Fill the pantry with dry staples and snacks: The more locations that you can put healthy snacks, the more likely you are to reach for them before an unhealthy alternative that is out of reach. Keep dried/canned beans, rice, grains and pastas, as well as canned lean meats such as tuna and chicken on hand. These are all excellent, quick ingredients that can used to make healthy dishes.
Sometimes, even after we are eating healthy, we find that we are still gaining weight. There are multiple reasons for why this may be happening, but for the most part, it boils down to one thing; we are consuming more calories than our body needs, so it stores those extra calories as fat. *Please note that there are some diseases and health conditions that may make weight loss very difficult, in which case a doctor and/or registered dietician should advise individuals with these conditions.

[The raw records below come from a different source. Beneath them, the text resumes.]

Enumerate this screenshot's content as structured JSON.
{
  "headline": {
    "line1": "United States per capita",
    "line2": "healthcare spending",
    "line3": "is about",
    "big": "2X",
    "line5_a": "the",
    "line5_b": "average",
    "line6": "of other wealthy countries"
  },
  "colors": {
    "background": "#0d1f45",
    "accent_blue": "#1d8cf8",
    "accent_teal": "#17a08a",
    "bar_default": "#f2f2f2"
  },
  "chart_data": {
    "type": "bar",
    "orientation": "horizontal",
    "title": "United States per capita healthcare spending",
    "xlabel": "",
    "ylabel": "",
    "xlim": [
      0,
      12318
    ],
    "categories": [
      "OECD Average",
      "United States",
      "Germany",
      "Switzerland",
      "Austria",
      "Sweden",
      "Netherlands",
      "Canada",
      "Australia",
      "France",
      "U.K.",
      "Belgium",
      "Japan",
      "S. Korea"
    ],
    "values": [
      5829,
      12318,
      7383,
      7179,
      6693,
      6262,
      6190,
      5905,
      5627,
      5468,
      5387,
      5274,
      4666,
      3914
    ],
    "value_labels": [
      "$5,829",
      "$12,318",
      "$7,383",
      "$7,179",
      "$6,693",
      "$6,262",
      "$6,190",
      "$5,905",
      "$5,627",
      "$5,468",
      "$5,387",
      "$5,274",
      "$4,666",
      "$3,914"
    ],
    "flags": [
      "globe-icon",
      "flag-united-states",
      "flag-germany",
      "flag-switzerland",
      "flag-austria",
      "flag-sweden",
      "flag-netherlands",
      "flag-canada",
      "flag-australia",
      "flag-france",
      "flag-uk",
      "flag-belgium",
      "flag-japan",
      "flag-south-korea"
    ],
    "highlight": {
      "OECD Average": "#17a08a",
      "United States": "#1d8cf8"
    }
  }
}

Use a smaller plate at dinner: Instead of the oversized plates that are common in America, grab the salad plate and fill that up with dinner. Food placed on a smaller plate will look like much more food compared to placing it on a large dinner plate. It makes your brain think you are getting more food, you feel more satisfied, and you eat fewer calories. Win, win.
Fill up the dinner plate with vegies: Grab for the veggies first, then add your grains and protein. You are more likely to overfill your plate with the first dish you reach for; why not fill it on up with veggies? It’s nearly impossible to overeat veggies since they are so bulky and low in calories. Your overall plate will have fewer calories, and fill you up more.
Eat a snack between meals: Eating every 2-3 hours will help keep your blood sugar steady – decreasing energy crashes and preventing you from overeating at lunch/ dinner when you are famished.
Switch from full-fat dairy to low-fat dairy: This is a quick and easy way to cut down on calories and saturated fat. There are many dairy options that are lower in fat that taste just as good. Consider low fat Greek yogurt as a replacement for sour cream, and add milk to your coffee instead of cream or 1/2 and 1/2.
Keep a consistent exercise routine: Exercise burns calories during the workout, continues expending calories to build muscle, and muscle raises your base metabolic rate which helps you burn more calories throughout the day.
Trade juices and sodas for water: There are more calories in drinks than most people are aware of. If you don’t like the taste of plain water, or enjoy soda for the bubbles, consider flavored waters or club soda. There are tons of flavors you can create at a fraction of the cost and calories; cucumber mint, lemon lime, strawberry basil, watermelon, etc.